Prepared alcoholic beverages, which include "malternatives" such as Smirnoff Ice and Mike's Hard Lemonade, topped the list with a volume-growth rate of 33%. Water and drinkable dairy-based products were also represented, witnessing 13% and 12% growth, respectively.
"For several years, beverage companies had been relying primarily on flavor extensions," said Kim Feil, division president of worldwide innovation at Information Resources Inc., Chicago. "Now, we are seeing a lot of true innovation in the beverage category."
According to statistics from IRI, the malternative segment saw sales of $343 million within the food and drug channels for the latest 52-week period ended May 19. The segment has been successful in attracting young adults looking for a new, alcoholic beverage option, Feil said. These products are particularly attractive in the on-premise and immediate consumption channels, she added.
Yet, supermarkets have also seen strong sales in the category. Peter Dudis, director of grocery operations at Big Y Supermarkets, Springfield, Mass., said that Smirnoff Ice and Mike's Hard Lemonade were fast movers during the summer months last year. This summer, a host of new entries will be competing for space, including Bacardi Ice and three collaborative efforts from Miller Brewing and Allied Domecq.

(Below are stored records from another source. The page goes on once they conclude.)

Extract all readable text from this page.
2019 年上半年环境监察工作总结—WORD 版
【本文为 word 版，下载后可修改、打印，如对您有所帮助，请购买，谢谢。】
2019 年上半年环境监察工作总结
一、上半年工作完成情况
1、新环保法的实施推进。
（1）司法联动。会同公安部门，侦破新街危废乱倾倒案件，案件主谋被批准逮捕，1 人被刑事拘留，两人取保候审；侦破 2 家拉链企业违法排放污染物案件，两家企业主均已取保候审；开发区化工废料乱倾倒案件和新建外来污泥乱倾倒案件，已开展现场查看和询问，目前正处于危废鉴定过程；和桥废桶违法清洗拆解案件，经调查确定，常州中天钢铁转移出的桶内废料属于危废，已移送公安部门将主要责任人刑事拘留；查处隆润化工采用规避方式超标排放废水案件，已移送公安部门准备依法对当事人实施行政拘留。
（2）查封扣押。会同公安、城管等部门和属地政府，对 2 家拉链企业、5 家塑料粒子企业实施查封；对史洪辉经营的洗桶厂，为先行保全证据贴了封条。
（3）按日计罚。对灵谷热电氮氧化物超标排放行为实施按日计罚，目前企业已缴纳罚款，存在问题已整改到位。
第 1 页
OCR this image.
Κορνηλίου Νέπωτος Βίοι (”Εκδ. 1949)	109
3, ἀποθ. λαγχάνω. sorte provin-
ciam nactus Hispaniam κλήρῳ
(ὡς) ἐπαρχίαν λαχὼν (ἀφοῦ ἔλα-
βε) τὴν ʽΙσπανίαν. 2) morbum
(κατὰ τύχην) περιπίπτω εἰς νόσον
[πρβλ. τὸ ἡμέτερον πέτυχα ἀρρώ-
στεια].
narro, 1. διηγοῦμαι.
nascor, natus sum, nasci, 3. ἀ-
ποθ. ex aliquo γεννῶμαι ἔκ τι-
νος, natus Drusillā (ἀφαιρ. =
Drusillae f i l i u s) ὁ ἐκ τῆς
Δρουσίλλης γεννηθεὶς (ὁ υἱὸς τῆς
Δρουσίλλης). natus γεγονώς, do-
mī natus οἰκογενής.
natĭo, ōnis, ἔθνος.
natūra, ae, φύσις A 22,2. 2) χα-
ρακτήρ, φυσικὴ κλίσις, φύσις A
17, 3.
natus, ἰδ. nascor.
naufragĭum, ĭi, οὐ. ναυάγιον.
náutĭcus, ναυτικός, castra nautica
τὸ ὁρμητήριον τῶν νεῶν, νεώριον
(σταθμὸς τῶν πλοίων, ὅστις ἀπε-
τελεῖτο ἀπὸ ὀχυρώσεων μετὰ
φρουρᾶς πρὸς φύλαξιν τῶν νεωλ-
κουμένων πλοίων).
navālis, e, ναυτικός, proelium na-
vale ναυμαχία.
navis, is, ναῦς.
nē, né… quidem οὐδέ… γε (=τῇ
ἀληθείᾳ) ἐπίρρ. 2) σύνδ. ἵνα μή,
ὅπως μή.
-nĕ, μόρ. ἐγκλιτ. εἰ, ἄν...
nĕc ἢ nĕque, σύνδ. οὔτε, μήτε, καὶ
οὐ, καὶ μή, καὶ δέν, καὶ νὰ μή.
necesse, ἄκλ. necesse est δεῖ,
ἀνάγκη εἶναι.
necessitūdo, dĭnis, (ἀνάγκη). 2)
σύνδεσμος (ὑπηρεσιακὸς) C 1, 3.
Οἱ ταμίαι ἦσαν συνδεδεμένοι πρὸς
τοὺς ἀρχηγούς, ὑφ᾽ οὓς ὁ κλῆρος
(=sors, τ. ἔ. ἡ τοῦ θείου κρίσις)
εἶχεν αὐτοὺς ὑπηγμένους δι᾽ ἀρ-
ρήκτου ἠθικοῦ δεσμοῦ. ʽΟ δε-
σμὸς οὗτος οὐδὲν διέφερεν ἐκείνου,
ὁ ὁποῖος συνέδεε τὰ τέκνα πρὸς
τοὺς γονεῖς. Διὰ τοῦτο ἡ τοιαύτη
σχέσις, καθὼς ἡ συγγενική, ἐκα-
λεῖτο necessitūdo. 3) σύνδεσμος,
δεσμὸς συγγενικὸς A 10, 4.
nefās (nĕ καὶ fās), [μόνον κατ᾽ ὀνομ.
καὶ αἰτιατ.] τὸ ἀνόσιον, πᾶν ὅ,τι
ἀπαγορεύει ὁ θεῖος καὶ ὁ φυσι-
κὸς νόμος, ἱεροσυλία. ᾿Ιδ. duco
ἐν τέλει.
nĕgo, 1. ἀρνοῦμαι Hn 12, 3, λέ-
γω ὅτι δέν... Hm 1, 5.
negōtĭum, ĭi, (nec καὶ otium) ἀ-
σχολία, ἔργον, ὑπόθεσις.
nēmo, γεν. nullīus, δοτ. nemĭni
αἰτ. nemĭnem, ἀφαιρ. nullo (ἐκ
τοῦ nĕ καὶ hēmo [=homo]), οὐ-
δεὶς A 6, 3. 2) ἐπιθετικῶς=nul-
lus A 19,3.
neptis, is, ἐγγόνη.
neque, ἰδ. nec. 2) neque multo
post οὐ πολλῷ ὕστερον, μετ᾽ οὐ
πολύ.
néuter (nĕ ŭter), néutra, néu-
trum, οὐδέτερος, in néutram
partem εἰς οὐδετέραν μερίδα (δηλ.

According to Dudis, a relatively cool spring hindered sales of some of the new products, but he expects sales to pick up when the temperature rises.
"These products did very well during peak holiday times. The Fourth of July was a good weekend," Dudis said. "They react very well to display."
This makes sense, given the impulsive nature of the target demographic. According to IRI's Feil, retailers should maximize the category's immediate appeal on a regular basis, not just during the holidays.
"Supermarkets do a good job during holidays. But they should think about the convenience patterns of young adults on a regular basis," she said.
The typical 20-something male is not going to browse the aisles, she said, so make it easy for him. Place these products where they can't be missed, or adjacent to the steaks and tortilla chips. The whole trip is an impulse for many of these customers, she said. According to Feil, successive entries in a new category rarely see the types of numbers of the original. Typically, a second entry can expect to achieve about 25% less volume than the first. However, the malternative segment holds unique promise.
"These brands have a lot of equity and solid distribution support," she explained. "In the beverage category, there's more room at retail for a new item to have its day in the sun."